U.K. endorses dexamethasone in COVID-19 hours after groundbreaking data release

Right on the heels of data showing the decades-old, inexpensive steroid dexamethasone can reduce COVID-19 deaths among hospitalized patients requiring oxygen, the U.K. government granted a world-first approval. 

The nod, in COVID-19 patients who are hospitalized and requiring oxygen, including those on ventilators, came hours after government-funded research proved the drug reduced risk of death by 35% for patients on ventilators and 20% for those receiving oxygen. The medicine reduced 28-day mortality by 17% in the large study. 

Dubbed Recovery, the study was the first test worldwide to show that a treatment can significantly reduce deaths from COVID-19. Previously, a U.S. study demonstrated a shorter time to recovery for Gilead Sciences' remdesivir, but the drug has not yet proven it can help patients survive the illness. Other research hasn't worked out that well; the FDA pulled its emergency authorization for chloroquine and hydroxychloroquine after studies didn't bear out early enthusiasm for the drugs.

On the heels of remdesivir's recovery data, the U.S. issued an emergency use authorization for the antiviral treatment. U.S. experts are now considering whether to recommend the medicine, NIAID director Anthony Fauci told the Wall Street Journal.

Even before the Recovery results, U.K. officials had been buying additional stocks of dexamethasone. Thanks to those purchases, the government can now treat 200,000 patients from its stockpile. 
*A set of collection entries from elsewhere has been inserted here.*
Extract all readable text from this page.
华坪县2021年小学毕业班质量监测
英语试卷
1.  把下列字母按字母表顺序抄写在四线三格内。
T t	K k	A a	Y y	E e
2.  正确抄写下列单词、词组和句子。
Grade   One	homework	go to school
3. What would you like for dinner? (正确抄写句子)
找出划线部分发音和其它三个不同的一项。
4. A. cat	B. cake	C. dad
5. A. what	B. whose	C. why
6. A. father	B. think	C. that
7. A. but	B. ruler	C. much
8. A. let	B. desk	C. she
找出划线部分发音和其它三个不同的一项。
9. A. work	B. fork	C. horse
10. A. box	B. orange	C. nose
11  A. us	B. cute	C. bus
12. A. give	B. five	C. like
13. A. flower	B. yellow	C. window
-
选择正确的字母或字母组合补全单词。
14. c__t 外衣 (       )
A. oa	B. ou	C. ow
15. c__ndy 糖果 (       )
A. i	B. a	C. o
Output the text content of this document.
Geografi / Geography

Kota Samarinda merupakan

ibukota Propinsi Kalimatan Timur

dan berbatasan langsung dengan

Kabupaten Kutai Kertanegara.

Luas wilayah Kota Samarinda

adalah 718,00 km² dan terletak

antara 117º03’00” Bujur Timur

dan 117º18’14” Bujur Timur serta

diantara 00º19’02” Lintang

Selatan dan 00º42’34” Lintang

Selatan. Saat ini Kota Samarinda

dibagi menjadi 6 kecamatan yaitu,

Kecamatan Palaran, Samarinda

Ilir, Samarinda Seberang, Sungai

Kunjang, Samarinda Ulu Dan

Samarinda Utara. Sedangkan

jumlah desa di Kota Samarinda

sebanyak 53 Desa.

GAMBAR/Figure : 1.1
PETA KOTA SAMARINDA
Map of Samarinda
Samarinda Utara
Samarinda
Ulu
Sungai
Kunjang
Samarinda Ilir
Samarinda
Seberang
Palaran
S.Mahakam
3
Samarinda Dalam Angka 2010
RELATED: FDA yanks chloroquine's emergency OK after data show it doesn't work against COVID-19 

The study results and U.K. approval for dexamethasone follow a fall from grace for the previously hyped hydroxychloroquine in COVID-19. After President Donald Trump and others publicly backed the drug early in the pandemic, the U.S. FDA issued an emergency use authorization based on anecdotal data. After a more complete review of data on the drug, the agency this week revoked that authorization. 

Jonathan Van-Tam, NHS deputy chief medical officer, said in a statement the dexamethasone results—plus disappointing data for hydroxychloroquine—”illustrate the power of properly conducted clinical trials and the inherent danger of assuming things work without robust data."

Meanwhile, the pharmaceutical industry is moving ahead with its COVID-19 research. The industry is testing more than 200 products in about 1,100 trials, officials said Tuesday. Research is underway on more than 130 vaccines.